GDPR Compliance and HR
By May 2018, UK businesses must be compliant with the incoming General Data Protection Regulations (GDPR).
As many of the changes being introduced involve personal data, naturally HR departments will be heavily involved in GDPR compliance.
This resource is intended to be a guide to the main changes introduced by the GDPR in relation to individuals (i.e members of your team!), particularly the changes that place requirements on companies over and above GDPR’s predecessor, the Data Protection Act 1998.
(Note: the guide is aimed at getting you started on compliance towards GDPR. It is not intended as a comprehensive overview of everything you’ll need to do to be ready).
Document how you handle data on behalf of your teams
Beyond GDPR, being a responsible employer means knowing what data you are storing on behalf of your team.
With the introduction of GDPR, these often informal obligations will be formalised and made more stringent.
A key emphasis is placed on documentation around how data is processed. This means knowing where the data came from, who has access to it and where it is stored. Someone in the company will be responsible for producing a document that outlines how data has been acquired, where it is kept as well as any processes around access and deletion.
GDPR requires companies to acquire explicit consent when processing “special categories of personal data.”
Which begs the question - what are these special categories of personal data?
Any personal data that is is “revealing racial or ethnic origin, political opinions, religious or philosophical beliefs, or trade union membership, and the processing of genetic data, biometric data for the purpose uniquely identifying a natural person, data concerning health or data concerning a natural person’s sex life or sexual orientation.”
This is further complicated by the fact that whether data is deemed to be in a ‘special category’ or not depends on the scenario it is being used for.
Using HR software with specific onboarding functionality is a big help here. By asking for information in a standardised way each time a new hire is made, the new hire is able to opt in and give consent when they fill in the onboarding flow.
Data portability means being able to move data to a new source.
This means that if a team member moves on to a new company, they have a right to obtain the data they’ve provided to you and reuse this information with their next company.
If you keep your team’s data in standardised format, you’ll be able to easily hand over everything without any additional administrative burden.
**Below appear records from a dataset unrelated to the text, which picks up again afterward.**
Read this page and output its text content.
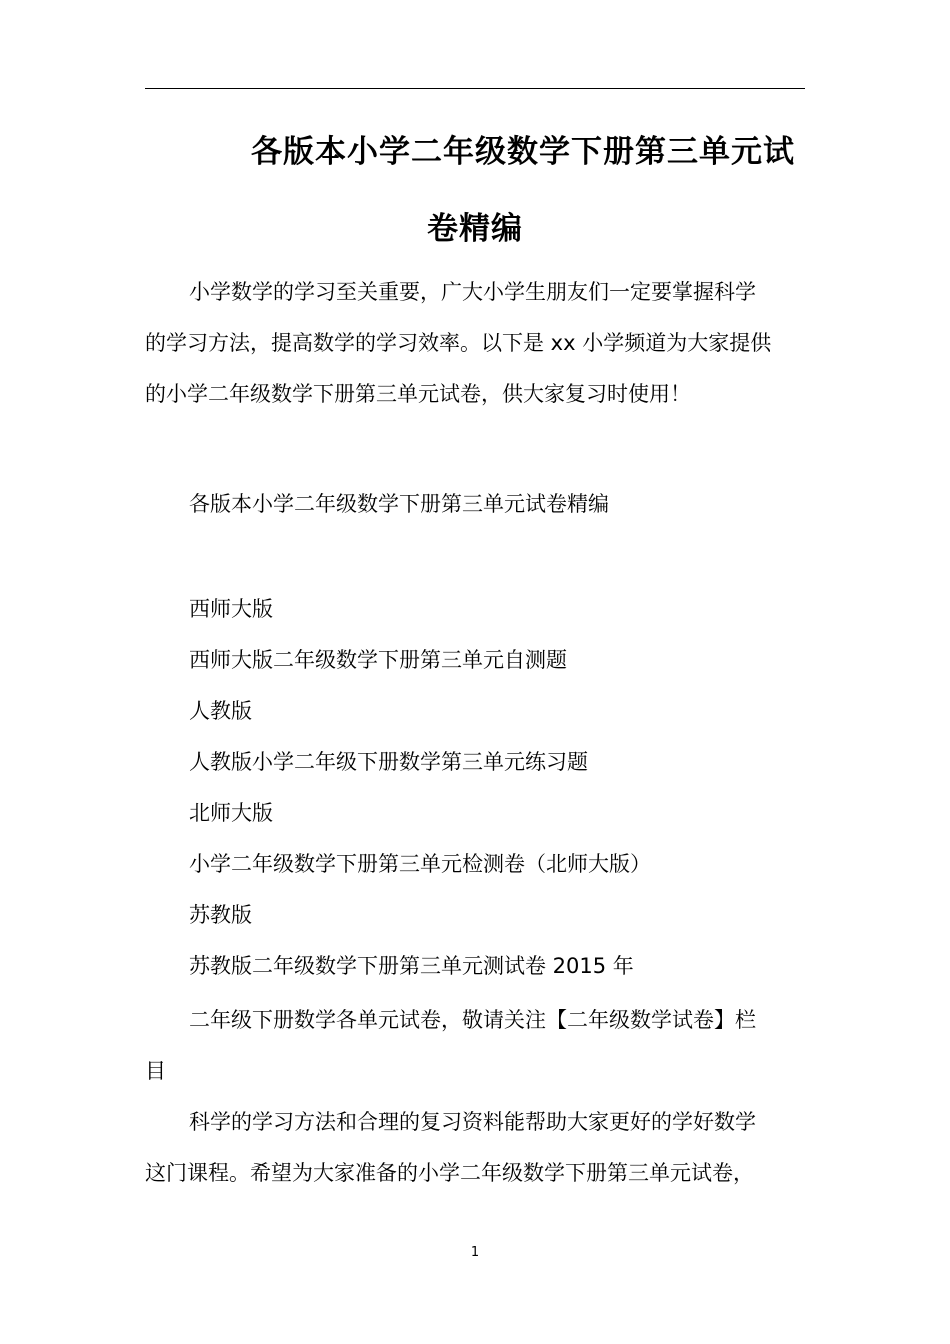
各版本小学二年级数学下册第三单元试
卷精编
小学数学的学习至关重要，广大小学生朋友们一定要掌握科学
的学习方法，提高数学的学习效率。以下是 xx 小学频道为大家提供
的小学二年级数学下册第三单元试卷，供大家复习时使用！
各版本小学二年级数学下册第三单元试卷精编
西师大版
西师大版二年级数学下册第三单元自测题
人教版
人教版小学二年级下册数学第三单元练习题
北师大版
小学二年级数学下册第三单元检测卷（北师大版）
苏教版
苏教版二年级数学下册第三单元测试卷 2015 年
二年级下册数学各单元试卷，敬请关注【二年级数学试卷】栏
目
科学的学习方法和合理的复习资料能帮助大家更好的学好数学
这门课程。希望为大家准备的小学二年级数学下册第三单元试卷，
1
If files are scattered and data stored in various different places, it may still be possible to provide this information to the team member in question, but it’s going to be much more difficult and time consuming.
Team members have the right to ask for and obtain access to their personal data.
This is so they can verify the “lawfulness of the processing” (basically they’re allowed to check to ensure you’re doing everything you should do!).
As a company you legally have 30 days to comply with the request.
The GDPR puts greater responsibility on the employer. Start getting your affairs in order, and there will be no additional processes and procedures that need to be put into place at short notice.
Some of the changes made around GDPR will not require specific action right away. However, these changes may provide team members with additional rights that they can choose to exercise; if and when they choose to exercise these rights, you will then be obliged to comply, taking up time and resources. Having standardised processes in place will make repetitive tasks simple, and ensure that you stay on top of GDPR compliance.